Para Érica, a principal contribuição cultural dessa literatura é a diversificação do perfil social dos escritores brasileiros e do discurso literário.
Parceria
Heloísa Buarque de Hollanda falou do papel do intelectual em relação à cultura da periferia a partir dos anos 70. "Naquela década, os acadêmicos iam à favela dizer o que os pobres deveriam fazer. Nos anos 80, o intelectual teve de se repensar, pois começou a sentir-se desconfortável naquele papel pedagogizante. Surgem as ONGs, que não tem mais aquele tipo de motivação. Uma ONG é uma negociação. O intelectual passa a ser alguém que negocia demandas populares com o Estado."
"Em 93 passei a ter contato com a cultura emergente fortíssima da periferia. Aí fiquei totalmente desconfortável. Não se tratava mais de, por exemplo, dizer como se deve fazer poesia, ou dizer ao MEC que o Sergio Vaz é bom."
Heloísa considera os autores e produtores culturais uma "tribo de elite da favela, que fala a língua da favela, a língua do Estado - quando precisa lidar com ele- e a língua do mercado, quando vai para a televisão".
A cultura da periferia não é de raiz, é de fluxo e é pop, segundo Heloísa. "Começamos a pensar que o lugar possível do intelectual nessa relação é o de parceiro. Quanto mais se chega perto da periferia, mais constatamos a existência nela de intelectuais muito potentes, de uma massa pensante muito sólida. Não estamos nos anos 70, 80. Agora temos uma classe em transformação."
Heloisa Buarque de Hollanda: "O intelectual deve aprender a ouvir" |
Heloísa apresentou a Universidade das Quebradas como um exemplo de parceria entre os intelectuais da academia e da periferia. Criado em 2010 como um Laboratório de Tecnologias Sociais, o projeto possibilita o aprendizado das duas partes por meio de seminários de um dia inteiro uma vez por semana ao longo de um ano.
"Professores de história da arte, filosofia, antropologia e outras áreas, os melhores, apresentam seminários para os quebradeiros. Pedimos que não facilitem sua linguagem pelo fato de o público ser da periferia. Nos debates, os quebradeiros dão o seu retorno. Depois os papeis se invertem e são eles os expositores, e nós reagimos da mesma maneira." O resultado, segundo ela, é que tanto a equipe acadêmica quanto os quebradeiros mudam depois dessa interação.
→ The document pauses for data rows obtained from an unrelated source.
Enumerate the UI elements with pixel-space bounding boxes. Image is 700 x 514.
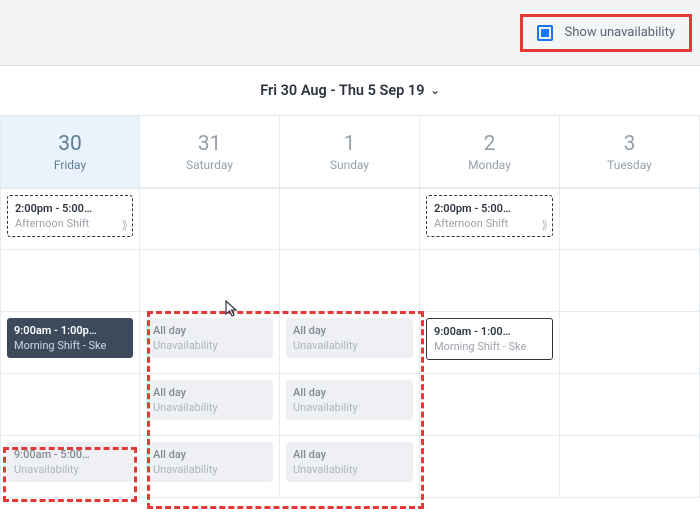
unavailability-block[interactable]: All dayUnavailability <box>146 442 273 482</box>
day-header[interactable]: 30 Friday <box>0 116 140 188</box>
unavailability-block[interactable]: All dayUnavailability <box>286 380 413 420</box>
day-number: 3 <box>624 132 636 156</box>
event-time: All day <box>153 448 266 462</box>
unavailability-block[interactable]: All dayUnavailability <box>286 318 413 358</box>
calendar-cell[interactable] <box>420 250 560 312</box>
calendar-cell[interactable]: 2:00pm - 5:00…Afternoon Shift⟫ <box>420 188 560 250</box>
day-of-week: Sunday <box>330 158 369 172</box>
calendar-cell[interactable] <box>560 188 700 250</box>
shift-block[interactable]: 9:00am - 1:00p…Morning Shift - Ske <box>7 318 133 358</box>
calendar-cell[interactable]: All dayUnavailability <box>140 312 280 374</box>
calendar-cell[interactable] <box>280 250 420 312</box>
arrow-right-icon: ⟫ <box>541 218 548 233</box>
event-label: Morning Shift - Ske <box>434 340 545 354</box>
calendar-grid: 30 Friday 31 Saturday 1 Sunday 2 Monday 3 Tuesday… <box>0 116 700 498</box>
unavailability-block[interactable]: All dayUnavailability <box>286 442 413 482</box>
event-label: Afternoon Shift <box>434 217 545 231</box>
calendar-cell[interactable] <box>560 250 700 312</box>
day-of-week: Tuesday <box>607 158 652 172</box>
unavailability-block[interactable]: 9:00am - 5:00…Unavailability <box>7 442 133 482</box>
shift-block[interactable]: 2:00pm - 5:00…Afternoon Shift⟫ <box>426 195 553 237</box>
checkbox-icon <box>537 25 553 41</box>
calendar-cell[interactable] <box>560 436 700 498</box>
event-time: 2:00pm - 5:00… <box>434 202 545 216</box>
day-header[interactable]: 3 Tuesday <box>560 116 700 188</box>
day-number: 31 <box>198 132 222 156</box>
shift-block[interactable]: 2:00pm - 5:00…Afternoon Shift⟫ <box>7 195 133 237</box>
calendar-cell[interactable]: All dayUnavailability <box>280 436 420 498</box>
event-time: All day <box>153 324 266 338</box>
calendar-cell[interactable] <box>420 436 560 498</box>
calendar-cell[interactable] <box>140 188 280 250</box>
event-label: Unavailability <box>293 401 406 415</box>
event-label: Afternoon Shift <box>15 217 125 231</box>
shift-block[interactable]: 9:00am - 1:00…Morning Shift - Ske <box>426 318 553 360</box>
event-time: All day <box>293 324 406 338</box>
calendar-cell[interactable] <box>0 374 140 436</box>
event-label: Unavailability <box>153 401 266 415</box>
topbar: Show unavailability <box>0 0 700 66</box>
day-header[interactable]: 31 Saturday <box>140 116 280 188</box>
date-range-label: Fri 30 Aug - Thu 5 Sep 19 <box>260 82 424 99</box>
unavailability-block[interactable]: All dayUnavailability <box>146 380 273 420</box>
event-label: Unavailability <box>153 463 266 477</box>
calendar-cell[interactable] <box>0 250 140 312</box>
event-time: All day <box>293 448 406 462</box>
unavailability-block[interactable]: All dayUnavailability <box>146 318 273 358</box>
calendar-cell[interactable] <box>280 188 420 250</box>
calendar-cell[interactable]: All dayUnavailability <box>140 374 280 436</box>
day-number: 1 <box>344 132 356 156</box>
show-unavailability-toggle[interactable]: Show unavailability <box>520 14 692 52</box>
day-of-week: Friday <box>54 158 86 172</box>
event-label: Unavailability <box>14 463 126 477</box>
calendar-cell[interactable]: 9:00am - 1:00p…Morning Shift - Ske <box>0 312 140 374</box>
event-time: 9:00am - 5:00… <box>14 448 126 462</box>
day-header[interactable]: 2 Monday <box>420 116 560 188</box>
day-of-week: Saturday <box>186 158 233 172</box>
event-time: 9:00am - 1:00p… <box>14 324 126 338</box>
calendar-cell[interactable] <box>560 312 700 374</box>
day-number: 2 <box>484 132 496 156</box>
show-unavailability-label: Show unavailability <box>565 25 675 40</box>
date-range-selector[interactable]: Fri 30 Aug - Thu 5 Sep 19 ⌄ <box>0 66 700 116</box>
calendar-cell[interactable]: All dayUnavailability <box>280 312 420 374</box>
calendar-cell[interactable] <box>420 374 560 436</box>
calendar-cell[interactable] <box>140 250 280 312</box>
calendar-cell[interactable]: 2:00pm - 5:00…Afternoon Shift⟫ <box>0 188 140 250</box>
day-header[interactable]: 1 Sunday <box>280 116 420 188</box>
event-label: Unavailability <box>293 463 406 477</box>
calendar-cell[interactable]: All dayUnavailability <box>280 374 420 436</box>
calendar-cell[interactable]: 9:00am - 5:00…Unavailability <box>0 436 140 498</box>
calendar-cell[interactable] <box>560 374 700 436</box>
event-time: 2:00pm - 5:00… <box>15 202 125 216</box>
calendar-cell[interactable]: 9:00am - 1:00…Morning Shift - Ske <box>420 312 560 374</box>
event-time: 9:00am - 1:00… <box>434 325 545 339</box>
event-label: Unavailability <box>293 339 406 353</box>
chevron-down-icon: ⌄ <box>431 84 440 97</box>
arrow-right-icon: ⟫ <box>121 218 128 233</box>
calendar-cell[interactable]: All dayUnavailability <box>140 436 280 498</box>
event-label: Unavailability <box>153 339 266 353</box>
event-label: Morning Shift - Ske <box>14 339 126 353</box>
event-time: All day <box>293 386 406 400</box>
day-of-week: Monday <box>468 158 511 172</box>
day-number: 30 <box>58 132 82 156</box>
event-time: All day <box>153 386 266 400</box>
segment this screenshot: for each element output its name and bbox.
É muito difícil para a academia receber a periferia, segundo Heloísa. "Mas deve-se apostar na ideia do diferente, que não tem nada a ver com a ideia de desigualdade. O intelectual deve aprender a ouvir, de forma dura e conflitiva, e soltar a imaginação de quem está à sua frente."
Essa produção passou a disputar a formulação de conceitos e consensos com a universidade, na opinião de Ivana. "A cultura periférica fez as discussões mais interessantes no país nos últimos 10, 20 anos."
Centralidades
De acordo com Eliana Sousa Silva (foto), o plano de um ano para sua atuação à frente da Cátedra Olavo Setubal de Arte, Cultura e Ciência tem a meta de aproximar a USP da periferia.
Integrante do grupo fundador e diretor da Redes da Maré, no conjunto de favelas da Maré, na cidade do Rio de Janeiro, ela utilizou os primeiros meses de vínculo com o IEA para conhecer um pouco da realidade paulistana e dos trabalhos acadêmicos sobre a periferia. "Existem iniciativas isoladas de pesquisadores, mas não há uma centralidade sobre o tema na Universidade", afirmou.
Esse período inicial foi dedicado também a reuniões com dirigentes da USP sobre o desenvolvimento de projetos de extensão.
O ciclo Centralidades Periféricas é uma das linhas de atuação da cátedra em 2018. As outras duas são um projeto para a construção de uma plataforma digital dedicada à cultura da periferia e a formulação de projetos de extensão que possibilitem à USP contribuir para a melhoria da qualidade de vida dos moradores da comunidade São Remo, vizinha à Cidade Universitária, e de outras comunidades da região.